561.4
Between Ambition and Reality: The Role of Gender Representation Rules in European Scientific Advisory Councils

Saturday, July 19, 2014: 11:25 AM
Room: 302
Oral Presentation
Alison E. WOODWARD , Institute for European Studies, Vrije Universiteit Brussel, Brussels, Belgium

Research Councils are crucial gatekeepers to academic power. Substantial research indicates that gender skewed scientific advisory and review boards play a role in the underrepresentation of women receiving scientific grants.  Since the mid-nineties many European scientific advisory bodies have adapted guidelines about the gender composition of their panels, either compelled by national legislation and European directives or voluntarily.

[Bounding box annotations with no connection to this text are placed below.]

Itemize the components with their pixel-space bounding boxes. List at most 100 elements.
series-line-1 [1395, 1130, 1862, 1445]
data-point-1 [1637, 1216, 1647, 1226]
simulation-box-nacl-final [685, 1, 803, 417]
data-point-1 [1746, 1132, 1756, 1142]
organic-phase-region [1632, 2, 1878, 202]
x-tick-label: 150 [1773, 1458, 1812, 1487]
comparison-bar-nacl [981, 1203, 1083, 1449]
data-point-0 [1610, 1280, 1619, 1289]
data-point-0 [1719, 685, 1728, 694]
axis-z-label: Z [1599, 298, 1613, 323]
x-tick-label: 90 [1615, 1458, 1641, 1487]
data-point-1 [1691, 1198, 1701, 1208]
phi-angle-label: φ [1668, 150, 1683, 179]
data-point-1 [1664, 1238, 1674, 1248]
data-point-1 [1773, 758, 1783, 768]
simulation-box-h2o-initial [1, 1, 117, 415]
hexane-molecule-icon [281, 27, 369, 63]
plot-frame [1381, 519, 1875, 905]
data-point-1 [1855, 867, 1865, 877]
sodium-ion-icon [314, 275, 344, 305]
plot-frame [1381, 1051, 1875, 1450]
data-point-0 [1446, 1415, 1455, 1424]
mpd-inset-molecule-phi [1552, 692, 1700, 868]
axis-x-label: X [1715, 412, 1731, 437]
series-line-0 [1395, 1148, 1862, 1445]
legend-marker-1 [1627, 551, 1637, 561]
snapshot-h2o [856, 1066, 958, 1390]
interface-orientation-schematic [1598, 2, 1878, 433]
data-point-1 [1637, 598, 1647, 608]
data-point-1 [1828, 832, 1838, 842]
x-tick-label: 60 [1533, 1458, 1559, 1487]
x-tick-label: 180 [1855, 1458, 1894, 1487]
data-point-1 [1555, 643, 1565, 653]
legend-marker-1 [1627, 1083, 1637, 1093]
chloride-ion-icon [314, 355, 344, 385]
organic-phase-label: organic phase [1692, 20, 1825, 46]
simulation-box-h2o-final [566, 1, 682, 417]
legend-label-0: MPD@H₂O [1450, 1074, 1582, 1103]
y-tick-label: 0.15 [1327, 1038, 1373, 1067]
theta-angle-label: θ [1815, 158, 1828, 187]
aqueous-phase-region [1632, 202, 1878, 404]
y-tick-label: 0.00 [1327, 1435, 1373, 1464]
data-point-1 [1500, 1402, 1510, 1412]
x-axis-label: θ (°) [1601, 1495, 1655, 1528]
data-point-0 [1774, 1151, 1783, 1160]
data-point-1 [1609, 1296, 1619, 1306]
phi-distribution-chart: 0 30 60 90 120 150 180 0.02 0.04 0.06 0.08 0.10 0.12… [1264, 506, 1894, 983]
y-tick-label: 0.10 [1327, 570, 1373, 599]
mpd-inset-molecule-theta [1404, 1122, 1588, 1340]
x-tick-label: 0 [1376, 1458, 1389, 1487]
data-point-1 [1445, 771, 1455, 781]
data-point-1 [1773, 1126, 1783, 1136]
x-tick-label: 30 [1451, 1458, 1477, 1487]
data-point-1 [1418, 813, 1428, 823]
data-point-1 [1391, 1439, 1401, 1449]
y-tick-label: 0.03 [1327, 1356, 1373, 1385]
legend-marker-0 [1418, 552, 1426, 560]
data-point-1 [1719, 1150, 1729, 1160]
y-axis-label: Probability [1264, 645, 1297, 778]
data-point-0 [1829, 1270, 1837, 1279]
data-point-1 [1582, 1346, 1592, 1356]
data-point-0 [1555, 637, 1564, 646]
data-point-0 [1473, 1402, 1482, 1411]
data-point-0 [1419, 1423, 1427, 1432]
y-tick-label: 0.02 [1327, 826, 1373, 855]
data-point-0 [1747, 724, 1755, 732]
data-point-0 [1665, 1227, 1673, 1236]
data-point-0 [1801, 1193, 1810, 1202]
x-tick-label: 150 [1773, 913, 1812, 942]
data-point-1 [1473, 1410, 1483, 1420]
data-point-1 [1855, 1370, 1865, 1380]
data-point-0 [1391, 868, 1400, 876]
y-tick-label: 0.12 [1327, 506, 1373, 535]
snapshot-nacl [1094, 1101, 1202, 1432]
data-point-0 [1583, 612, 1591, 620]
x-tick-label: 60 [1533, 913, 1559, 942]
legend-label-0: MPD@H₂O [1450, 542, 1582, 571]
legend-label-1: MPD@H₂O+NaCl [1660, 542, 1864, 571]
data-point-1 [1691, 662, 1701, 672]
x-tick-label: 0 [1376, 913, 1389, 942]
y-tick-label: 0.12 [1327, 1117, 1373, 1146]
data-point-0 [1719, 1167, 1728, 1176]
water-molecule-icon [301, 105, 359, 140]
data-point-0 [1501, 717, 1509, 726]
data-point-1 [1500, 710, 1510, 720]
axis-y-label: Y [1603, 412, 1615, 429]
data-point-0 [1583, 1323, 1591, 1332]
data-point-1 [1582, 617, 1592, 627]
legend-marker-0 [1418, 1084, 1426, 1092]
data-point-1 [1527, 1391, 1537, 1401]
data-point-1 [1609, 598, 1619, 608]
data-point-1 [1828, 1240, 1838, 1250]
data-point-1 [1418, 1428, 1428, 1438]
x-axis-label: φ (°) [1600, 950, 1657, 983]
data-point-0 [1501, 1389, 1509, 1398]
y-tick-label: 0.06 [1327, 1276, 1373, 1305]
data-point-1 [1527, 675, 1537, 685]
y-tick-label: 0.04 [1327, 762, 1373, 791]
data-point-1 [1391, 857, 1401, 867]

European Union scientific review boards are supposed to be composed at the 40%/60% level, for example.  However the adaption of guidelines and the implementation and monitoring of guidelines are not always linked. Quota’s  generate controversy, even among female scholars.  Further, the re-alignment of the European Research Area may mean that ambitions of representation become lost thanks to neo-liberal arguments about an undefined and ambiguous concept of ‘excellence.’  This paper documents the present state of affairs in terms of regulation, the resistance to quota regulations and the extent to which there is compliance with regulations in the composition of panels and management.  The implications for research councils and gender equity in decision-making will be discussed.  Contextual and structural factors of legislation, leadership, peer pressure, Europeanization, monitoring and bureaucratic capacity are identified as contributing to differing outcomes. Concretely, the paper treats the major European players in transnational funding and management:  European Science Foundation, the nascent Science Europe, the European Research Council and the Commission of the European Union.